Наконец он сел. Лицо его продолжало оставаться суровым и замкнутым. Теперь я вспомнил, что перед самым вылетом, когда кто-то из экипажа задраивал дверцу, он подходил к нему помогать, но тот его, по-моему, прогнал. Это был человек лет сорока, с лицом, как бы застывшем в недоумении, со слегка приподнятыми бровями, с большим выпуклым лбом, который, кстати, в провинции все еще принимают за признак ума или большой интеллигентности. Такого рода люди с неутоленным общественным честолюбием встречаются на всех дорогах России.

Действия их в ограниченном смысле могут быть полезны, если их не выпускать из-под контроля. Так, например, если вы в обществе такого человека собираетесь большой компанией в туристскую поездку, он откуда-то достает самую подробную карту местности и составляет тщательный список необходимых вещей. Если энергию его тут же не ограничить, он обязательно добьется решения всем отъезжающим встретиться не в поезде, а за час до отхода поезда где-нибудь у памятника на привокзальной площади или в метро. Если вы вышли к реке, он складывает руки трубой и кричит:

— Эй, на пароме! — Хотя никакого парома на реке может и не быть.

За границей он изводит гида бесконечными расспросами и даже поправками, хотя иногда принимает общественные здания за публичные дома, мимоходом напоминает сотоварищам о возможности провокации или, переходя от полного скептицизма в жеребячий восторг, заставляет в ресторане после обеда всей компанией хором кричать: «Спасибо!», отчего хозяин ресторана бледнеет, возможно думая, что русские именно так начинают революцию.

Самолет все еще бросало из стороны в сторону. Тревога за судьбу самолета заставила меня забыть про бдящего пассажира. После некоторых раздумий я решил, что, если самолет будет падать, главное — не потерять самообладания и за мгновенье до того, как он прикоснется к земле, подпрыгнуть как можно выше. Таким образом, сделав обманный прыжок, ты приземлишься после того, как корпус самолета примет на себя основной удар. Придумав этот способ, я успокоился и оглядел пассажиров. Некоторые из них уже находились в состоянии подозрительной задумчивости. Я вспомнил про своего добровольного стражника и повернулся к нему. По выражению его лица я понял, что он страдает морской болезнью, но, и страдая, продолжает следить за мной.

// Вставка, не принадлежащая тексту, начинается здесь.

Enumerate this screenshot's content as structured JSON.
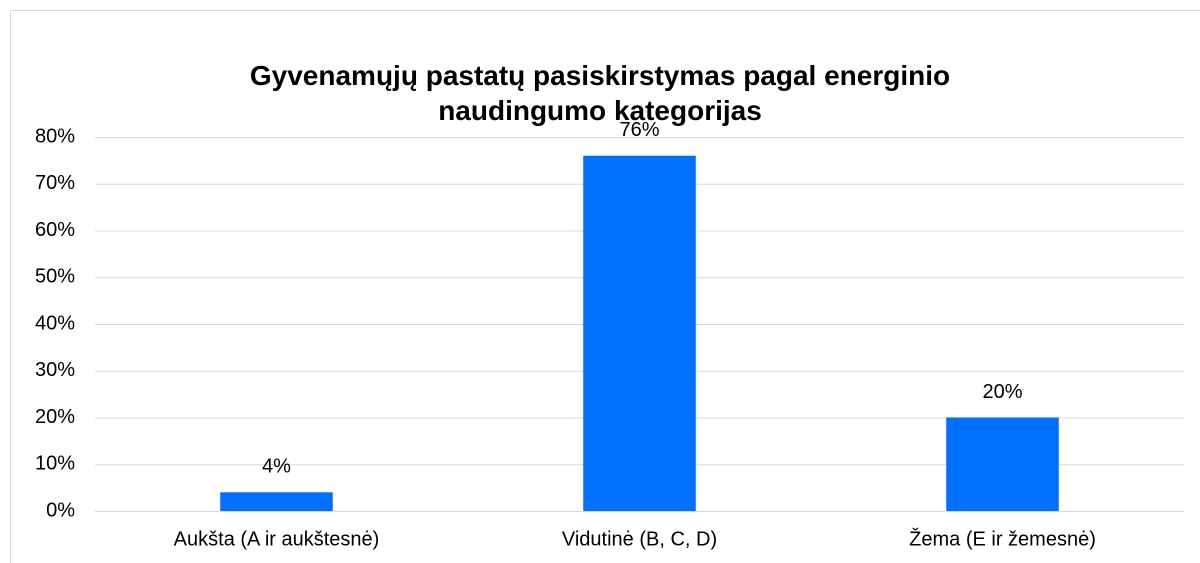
{
  "chart_data": {
    "type": "bar",
    "title": "Gyvenamųjų pastatų pasiskirstymas pagal energinio naudingumo kategorijas",
    "categories": [
      "Aukšta (A ir aukštesnė)",
      "Vidutinė (B, C, D)",
      "Žema (E ir žemesnė)"
    ],
    "values": [
      4,
      76,
      20
    ],
    "value_labels": [
      "4%",
      "76%",
      "20%"
    ],
    "color": "#0070ff",
    "ylim": [
      0,
      80
    ],
    "yticks": [
      {
        "value": 0,
        "label": "0%"
      },
      {
        "value": 10,
        "label": "10%"
      },
      {
        "value": 20,
        "label": "20%"
      },
      {
        "value": 30,
        "label": "30%"
      },
      {
        "value": 40,
        "label": "40%"
      },
      {
        "value": 50,
        "label": "50%"
      },
      {
        "value": 60,
        "label": "60%"
      },
      {
        "value": 70,
        "label": "70%"
      },
      {
        "value": 80,
        "label": "80%"
      }
    ],
    "grid": true
  }
}
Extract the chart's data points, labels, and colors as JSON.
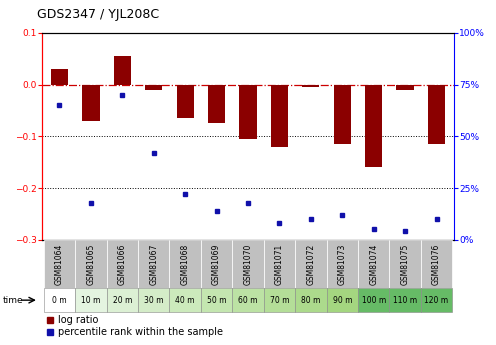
{
  "title": "GDS2347 / YJL208C",
  "samples": [
    "GSM81064",
    "GSM81065",
    "GSM81066",
    "GSM81067",
    "GSM81068",
    "GSM81069",
    "GSM81070",
    "GSM81071",
    "GSM81072",
    "GSM81073",
    "GSM81074",
    "GSM81075",
    "GSM81076"
  ],
  "time_labels": [
    "0 m",
    "10 m",
    "20 m",
    "30 m",
    "40 m",
    "50 m",
    "60 m",
    "70 m",
    "80 m",
    "90 m",
    "100 m",
    "110 m",
    "120 m"
  ],
  "log_ratio": [
    0.03,
    -0.07,
    0.055,
    -0.01,
    -0.065,
    -0.075,
    -0.105,
    -0.12,
    -0.005,
    -0.115,
    -0.16,
    -0.01,
    -0.115
  ],
  "percentile": [
    65,
    18,
    70,
    42,
    22,
    14,
    18,
    8,
    10,
    12,
    5,
    4,
    10
  ],
  "ylim_left": [
    -0.3,
    0.1
  ],
  "ylim_right": [
    0,
    100
  ],
  "bar_color": "#8B0000",
  "dot_color": "#1010AA",
  "dashed_line_color": "#CC0000",
  "bg_color_gray": "#C0C0C0",
  "time_colors": [
    "#FFFFFF",
    "#E4F4E0",
    "#DCF0D4",
    "#D4ECC8",
    "#CCEABC",
    "#C4E6B0",
    "#BCE2A4",
    "#B4DE98",
    "#ACDA8C",
    "#A4D680",
    "#66BB66",
    "#66BB66",
    "#66BB66"
  ],
  "title_fontsize": 9,
  "tick_fontsize": 6.5,
  "legend_fontsize": 7,
  "sample_label_fontsize": 5.5,
  "time_label_fontsize": 5.5
}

Раздумывая о том, как бы его успокоить, я заснул. Мне приснилось, что я лечу в самолете в нелетную погоду, что нас болтает и болтает в воздухе, а за мной следит и следит какой-то назойливый пассажир. Во сне же я понял, что сон теряет всякий смысл, если тебе снится то же самое, что ты видишь наяву, и проснулся. Проснувшись, я немедленно оглянулся на своего пассажира. Он лежал, откинувшись на своем сиденье в позе распятого пожилого Христа. Взгляд его сквозь коровью поволоку подступающей тошноты продолжал следить за мной. Мне стало жалко его.

Я постарался взглядом внушить ему, чтобы он сделал хотя бы временную передышку, что в этот промежуток я сам себя буду конвоировать. Мне показалось, что он в ответ едва заметно покачал головой в том смысле, что гвардия умирает, но не сдается.

В это мгновенье самолет наш качнулся вниз, коровья поволока в его взгляде настолько сгустилась, что смотреть на него стало просто неприлично, и я отвернулся.

Удрученный всем этим, я еще раз заснул и уже спал до самой Москвы, время от времени просыпаясь и оглядываясь на своего конвоира. Он продолжал следить за мной, и взгляд его, особенно если он совпадал с приступами тошноты, делался просто сентиментальным.

Самолет благополучно приземлился на Внуковском аэродроме. Пассажир мой быстро пришел в себя и, первым покинув свое место, незаметно, но твердо стал возле наших чемоданов.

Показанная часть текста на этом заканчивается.